Four to five minutes — that could be the difference between whether your return home from vacation is ruined by a burglar.
Experts say that’s the maximum time most thieves will spend trying to break into a house before giving up in search of easier prey. That holds true year-round, whether you’re blissfully off on a winter ski getaway or spending the summer on the beach.
How else can you avoid returning to a home that’s been ransacked? Consider these “Do’s” and “Don’ts” from experts:
Don’t advertise you’re away. Arrange to have the lawn mowed, put lights and electronics on variable timers and to really complete the illusion, ask a neighbor to park a car in your driveway.

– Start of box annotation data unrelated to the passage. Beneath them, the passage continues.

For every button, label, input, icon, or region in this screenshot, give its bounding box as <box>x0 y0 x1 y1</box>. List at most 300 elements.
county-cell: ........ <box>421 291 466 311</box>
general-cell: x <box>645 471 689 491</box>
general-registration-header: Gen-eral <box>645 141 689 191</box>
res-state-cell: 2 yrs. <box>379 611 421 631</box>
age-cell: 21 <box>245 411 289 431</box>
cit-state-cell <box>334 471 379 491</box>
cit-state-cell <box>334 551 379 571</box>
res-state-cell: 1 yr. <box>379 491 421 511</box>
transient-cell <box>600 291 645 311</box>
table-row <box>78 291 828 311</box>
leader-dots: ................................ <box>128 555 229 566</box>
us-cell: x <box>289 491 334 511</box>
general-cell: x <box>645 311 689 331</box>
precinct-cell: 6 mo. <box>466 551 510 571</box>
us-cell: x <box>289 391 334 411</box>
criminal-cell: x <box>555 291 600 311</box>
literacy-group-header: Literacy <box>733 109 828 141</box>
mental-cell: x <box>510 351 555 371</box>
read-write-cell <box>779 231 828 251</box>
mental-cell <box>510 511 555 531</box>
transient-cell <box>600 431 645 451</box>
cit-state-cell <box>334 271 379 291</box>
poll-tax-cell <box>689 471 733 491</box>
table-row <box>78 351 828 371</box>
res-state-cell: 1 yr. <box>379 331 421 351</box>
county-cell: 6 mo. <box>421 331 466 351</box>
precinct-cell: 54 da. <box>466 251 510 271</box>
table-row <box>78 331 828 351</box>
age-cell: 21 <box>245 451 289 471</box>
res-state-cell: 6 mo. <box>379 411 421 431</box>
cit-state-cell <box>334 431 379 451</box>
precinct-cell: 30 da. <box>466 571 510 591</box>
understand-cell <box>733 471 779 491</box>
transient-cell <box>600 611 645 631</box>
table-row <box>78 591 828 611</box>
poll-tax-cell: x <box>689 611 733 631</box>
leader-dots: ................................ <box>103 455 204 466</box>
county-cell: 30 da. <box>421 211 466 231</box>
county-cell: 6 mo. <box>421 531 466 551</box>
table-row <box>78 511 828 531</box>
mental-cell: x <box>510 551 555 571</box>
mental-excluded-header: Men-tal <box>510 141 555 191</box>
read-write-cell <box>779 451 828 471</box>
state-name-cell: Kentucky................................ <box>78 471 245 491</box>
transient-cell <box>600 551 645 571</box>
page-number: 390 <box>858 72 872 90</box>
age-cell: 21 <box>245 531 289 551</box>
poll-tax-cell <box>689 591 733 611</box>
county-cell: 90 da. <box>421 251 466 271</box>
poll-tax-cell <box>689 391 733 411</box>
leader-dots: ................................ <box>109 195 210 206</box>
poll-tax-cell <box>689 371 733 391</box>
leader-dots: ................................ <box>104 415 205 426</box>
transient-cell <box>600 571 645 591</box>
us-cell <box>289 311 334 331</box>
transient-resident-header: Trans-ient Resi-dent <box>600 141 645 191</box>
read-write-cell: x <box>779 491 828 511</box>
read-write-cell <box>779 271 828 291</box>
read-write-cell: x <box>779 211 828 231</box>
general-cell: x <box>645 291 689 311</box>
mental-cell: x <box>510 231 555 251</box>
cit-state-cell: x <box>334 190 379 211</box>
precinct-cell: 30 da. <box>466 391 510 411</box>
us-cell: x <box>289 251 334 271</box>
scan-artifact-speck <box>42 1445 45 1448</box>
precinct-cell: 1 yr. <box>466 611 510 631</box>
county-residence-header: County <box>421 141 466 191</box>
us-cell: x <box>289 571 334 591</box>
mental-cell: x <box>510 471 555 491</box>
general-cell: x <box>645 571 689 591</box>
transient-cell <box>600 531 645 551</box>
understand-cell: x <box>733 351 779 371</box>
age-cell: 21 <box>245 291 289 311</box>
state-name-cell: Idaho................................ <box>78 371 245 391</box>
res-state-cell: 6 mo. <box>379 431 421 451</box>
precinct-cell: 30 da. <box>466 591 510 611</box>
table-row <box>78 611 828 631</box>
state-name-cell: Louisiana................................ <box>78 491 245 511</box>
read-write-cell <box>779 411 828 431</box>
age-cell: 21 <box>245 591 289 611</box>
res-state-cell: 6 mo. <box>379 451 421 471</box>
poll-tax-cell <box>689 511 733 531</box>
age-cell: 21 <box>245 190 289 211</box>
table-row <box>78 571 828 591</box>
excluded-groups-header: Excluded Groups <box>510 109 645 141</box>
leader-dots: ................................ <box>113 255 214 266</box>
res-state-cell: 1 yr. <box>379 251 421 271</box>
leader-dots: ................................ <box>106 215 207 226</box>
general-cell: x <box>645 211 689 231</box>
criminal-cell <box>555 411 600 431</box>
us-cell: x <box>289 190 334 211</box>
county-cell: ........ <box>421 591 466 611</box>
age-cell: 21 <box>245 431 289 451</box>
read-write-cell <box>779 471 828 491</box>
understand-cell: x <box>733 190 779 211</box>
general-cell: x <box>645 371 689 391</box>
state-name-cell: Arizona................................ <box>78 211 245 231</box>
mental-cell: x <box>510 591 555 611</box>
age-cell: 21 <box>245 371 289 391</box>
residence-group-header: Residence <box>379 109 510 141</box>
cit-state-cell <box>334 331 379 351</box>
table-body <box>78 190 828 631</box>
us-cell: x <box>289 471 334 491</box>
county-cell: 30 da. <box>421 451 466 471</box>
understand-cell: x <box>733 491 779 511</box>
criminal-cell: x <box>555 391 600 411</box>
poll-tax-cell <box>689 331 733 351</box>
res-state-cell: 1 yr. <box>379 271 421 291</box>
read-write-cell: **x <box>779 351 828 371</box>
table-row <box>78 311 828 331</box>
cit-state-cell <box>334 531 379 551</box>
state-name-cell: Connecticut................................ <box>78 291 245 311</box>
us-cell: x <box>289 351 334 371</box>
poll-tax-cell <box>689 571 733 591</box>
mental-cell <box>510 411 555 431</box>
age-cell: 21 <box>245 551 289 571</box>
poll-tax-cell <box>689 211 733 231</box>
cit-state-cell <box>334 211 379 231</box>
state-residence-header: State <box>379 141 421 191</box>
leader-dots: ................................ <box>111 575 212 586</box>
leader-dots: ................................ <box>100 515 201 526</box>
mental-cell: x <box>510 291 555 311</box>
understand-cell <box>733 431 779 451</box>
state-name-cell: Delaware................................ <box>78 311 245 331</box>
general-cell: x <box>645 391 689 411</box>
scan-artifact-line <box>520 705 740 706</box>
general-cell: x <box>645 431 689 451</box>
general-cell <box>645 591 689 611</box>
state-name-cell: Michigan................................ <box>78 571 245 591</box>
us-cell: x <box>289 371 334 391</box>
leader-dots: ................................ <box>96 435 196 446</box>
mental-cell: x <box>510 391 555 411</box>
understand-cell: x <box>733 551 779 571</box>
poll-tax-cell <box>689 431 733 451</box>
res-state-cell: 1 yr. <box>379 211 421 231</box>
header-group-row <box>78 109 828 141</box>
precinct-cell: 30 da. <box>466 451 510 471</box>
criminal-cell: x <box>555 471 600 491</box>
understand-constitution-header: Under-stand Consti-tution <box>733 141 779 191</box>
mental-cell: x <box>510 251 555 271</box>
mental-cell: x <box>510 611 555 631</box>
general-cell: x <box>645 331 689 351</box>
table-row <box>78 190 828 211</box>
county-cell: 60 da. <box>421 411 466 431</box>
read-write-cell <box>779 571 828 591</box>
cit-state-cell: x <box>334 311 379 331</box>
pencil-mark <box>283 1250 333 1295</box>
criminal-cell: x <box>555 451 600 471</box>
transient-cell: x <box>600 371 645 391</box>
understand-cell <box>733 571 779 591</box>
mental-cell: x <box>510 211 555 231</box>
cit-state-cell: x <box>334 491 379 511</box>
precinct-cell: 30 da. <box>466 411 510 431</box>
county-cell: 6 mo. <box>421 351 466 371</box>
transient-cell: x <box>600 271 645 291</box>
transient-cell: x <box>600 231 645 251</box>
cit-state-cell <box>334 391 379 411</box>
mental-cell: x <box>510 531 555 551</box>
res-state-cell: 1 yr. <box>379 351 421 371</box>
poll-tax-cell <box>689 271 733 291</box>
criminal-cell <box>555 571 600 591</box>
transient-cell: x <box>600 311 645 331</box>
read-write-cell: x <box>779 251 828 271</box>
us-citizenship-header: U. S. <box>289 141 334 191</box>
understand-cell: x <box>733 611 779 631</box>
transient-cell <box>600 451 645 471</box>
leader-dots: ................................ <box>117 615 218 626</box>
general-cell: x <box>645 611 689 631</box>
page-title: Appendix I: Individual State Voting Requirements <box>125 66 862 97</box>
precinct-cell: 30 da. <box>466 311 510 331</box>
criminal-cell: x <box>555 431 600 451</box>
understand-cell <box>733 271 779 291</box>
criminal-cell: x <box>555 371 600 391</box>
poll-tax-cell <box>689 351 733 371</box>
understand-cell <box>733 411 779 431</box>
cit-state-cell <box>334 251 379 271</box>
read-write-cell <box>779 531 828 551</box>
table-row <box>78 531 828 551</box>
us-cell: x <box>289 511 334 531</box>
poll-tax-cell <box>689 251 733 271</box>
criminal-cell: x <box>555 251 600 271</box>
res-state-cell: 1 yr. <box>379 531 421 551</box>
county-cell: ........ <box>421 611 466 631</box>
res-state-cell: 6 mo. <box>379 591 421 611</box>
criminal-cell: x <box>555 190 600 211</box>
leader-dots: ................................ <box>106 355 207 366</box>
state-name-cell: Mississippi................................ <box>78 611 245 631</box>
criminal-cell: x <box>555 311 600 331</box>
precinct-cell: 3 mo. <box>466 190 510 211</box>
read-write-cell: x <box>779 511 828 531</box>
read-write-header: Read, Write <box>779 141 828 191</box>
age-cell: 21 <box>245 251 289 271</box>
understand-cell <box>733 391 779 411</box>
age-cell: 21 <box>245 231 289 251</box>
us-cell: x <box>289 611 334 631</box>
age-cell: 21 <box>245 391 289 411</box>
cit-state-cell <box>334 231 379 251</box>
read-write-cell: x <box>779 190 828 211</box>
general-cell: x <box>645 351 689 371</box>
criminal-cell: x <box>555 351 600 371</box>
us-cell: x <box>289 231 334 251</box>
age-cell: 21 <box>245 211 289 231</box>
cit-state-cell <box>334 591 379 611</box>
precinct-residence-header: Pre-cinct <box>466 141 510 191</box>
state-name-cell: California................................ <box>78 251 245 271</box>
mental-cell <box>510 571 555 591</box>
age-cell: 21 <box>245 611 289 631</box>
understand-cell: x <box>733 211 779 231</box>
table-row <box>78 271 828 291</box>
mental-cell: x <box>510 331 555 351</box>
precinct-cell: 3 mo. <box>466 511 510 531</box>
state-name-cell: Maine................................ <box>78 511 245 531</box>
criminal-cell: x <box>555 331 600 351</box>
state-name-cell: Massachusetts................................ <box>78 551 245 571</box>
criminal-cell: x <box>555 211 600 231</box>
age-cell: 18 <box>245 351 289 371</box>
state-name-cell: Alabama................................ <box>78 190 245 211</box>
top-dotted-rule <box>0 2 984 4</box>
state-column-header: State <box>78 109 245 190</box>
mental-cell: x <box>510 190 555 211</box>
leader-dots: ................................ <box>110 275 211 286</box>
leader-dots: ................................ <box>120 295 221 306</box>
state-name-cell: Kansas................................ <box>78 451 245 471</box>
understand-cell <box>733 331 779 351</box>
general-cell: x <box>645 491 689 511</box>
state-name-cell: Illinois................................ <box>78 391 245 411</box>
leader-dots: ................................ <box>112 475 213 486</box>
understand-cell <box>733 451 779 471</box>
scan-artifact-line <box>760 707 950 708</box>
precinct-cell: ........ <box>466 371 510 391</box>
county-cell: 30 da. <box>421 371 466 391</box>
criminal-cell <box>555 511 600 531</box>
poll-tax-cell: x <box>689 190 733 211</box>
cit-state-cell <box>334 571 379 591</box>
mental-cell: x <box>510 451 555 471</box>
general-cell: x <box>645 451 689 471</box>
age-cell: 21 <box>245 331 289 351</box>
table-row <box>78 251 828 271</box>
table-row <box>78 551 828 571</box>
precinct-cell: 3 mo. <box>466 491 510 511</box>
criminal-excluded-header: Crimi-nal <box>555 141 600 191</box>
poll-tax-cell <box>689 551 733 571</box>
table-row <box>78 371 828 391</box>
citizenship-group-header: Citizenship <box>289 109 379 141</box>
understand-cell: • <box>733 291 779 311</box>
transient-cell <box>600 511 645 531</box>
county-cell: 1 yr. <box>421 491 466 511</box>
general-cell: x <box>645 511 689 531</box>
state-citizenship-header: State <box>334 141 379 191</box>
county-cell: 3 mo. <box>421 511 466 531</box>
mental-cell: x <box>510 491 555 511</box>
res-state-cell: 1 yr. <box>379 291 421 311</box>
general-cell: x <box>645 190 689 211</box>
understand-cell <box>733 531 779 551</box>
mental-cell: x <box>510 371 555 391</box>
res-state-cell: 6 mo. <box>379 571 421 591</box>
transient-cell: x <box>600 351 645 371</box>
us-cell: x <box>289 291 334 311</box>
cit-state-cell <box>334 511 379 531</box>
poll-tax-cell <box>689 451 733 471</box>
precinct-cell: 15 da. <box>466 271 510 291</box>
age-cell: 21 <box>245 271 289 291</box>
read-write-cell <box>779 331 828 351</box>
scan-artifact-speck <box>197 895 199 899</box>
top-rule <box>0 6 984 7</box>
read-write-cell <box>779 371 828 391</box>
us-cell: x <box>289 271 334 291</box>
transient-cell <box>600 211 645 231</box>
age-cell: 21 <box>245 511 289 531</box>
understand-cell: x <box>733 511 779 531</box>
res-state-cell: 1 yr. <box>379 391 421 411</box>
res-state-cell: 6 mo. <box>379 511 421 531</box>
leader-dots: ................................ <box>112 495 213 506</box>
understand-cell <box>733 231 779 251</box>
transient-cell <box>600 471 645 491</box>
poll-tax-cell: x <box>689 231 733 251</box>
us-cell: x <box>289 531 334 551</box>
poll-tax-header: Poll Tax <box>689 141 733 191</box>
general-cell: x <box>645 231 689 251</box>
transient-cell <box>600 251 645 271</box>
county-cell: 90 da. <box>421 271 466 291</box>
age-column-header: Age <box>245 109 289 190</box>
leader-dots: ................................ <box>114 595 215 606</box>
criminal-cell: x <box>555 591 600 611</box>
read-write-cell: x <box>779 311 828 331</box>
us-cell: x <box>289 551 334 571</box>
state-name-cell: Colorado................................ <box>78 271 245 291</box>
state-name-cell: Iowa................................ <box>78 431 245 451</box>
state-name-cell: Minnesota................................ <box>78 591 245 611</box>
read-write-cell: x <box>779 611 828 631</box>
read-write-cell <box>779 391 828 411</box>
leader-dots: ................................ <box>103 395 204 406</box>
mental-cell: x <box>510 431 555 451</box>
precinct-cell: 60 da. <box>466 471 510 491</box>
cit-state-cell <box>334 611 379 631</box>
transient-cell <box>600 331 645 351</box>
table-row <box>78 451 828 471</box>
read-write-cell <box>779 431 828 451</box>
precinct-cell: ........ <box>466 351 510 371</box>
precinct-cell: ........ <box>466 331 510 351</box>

Do make would-be thieves feel both exposed and contained. Choose picket or chain-link fencing instead of solid fencing to create a physical barrier that’s less easy to hide behind. Keep hedges clipped to around waist level.

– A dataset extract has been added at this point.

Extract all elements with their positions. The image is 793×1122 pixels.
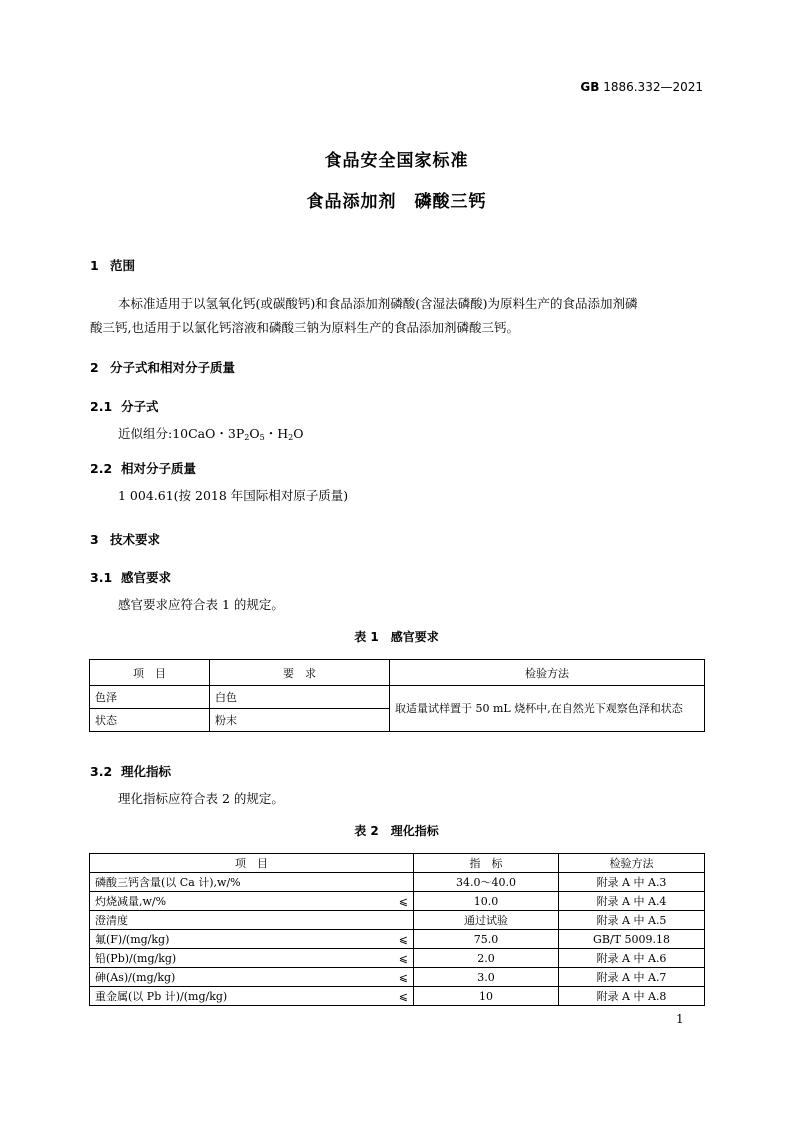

Don’t hesitate to rearrange things. Those expensive belongings, including TVs and stereo systems, might as well have a sign on them saying “take me” if they’re left in plain view from windows and doors.
Do get an assist from technology. A solar-powered, motion-sensor light-which doesn’t require an electrician to install-illuminates your property so that lurking intruders are easier for neighbors and passing patrol cars to spot.
Don’t hide keys in “secret places” outside your home. Most burglars know where to look. Better to leave a duplicate with someone you trust.
Do invest in a burglar alarm. The most effective ones notify an outside service of trouble, but any kind is a good deterrent.
Just make sure there’s a friend or family member available to turn it off if it’s set off in your absence.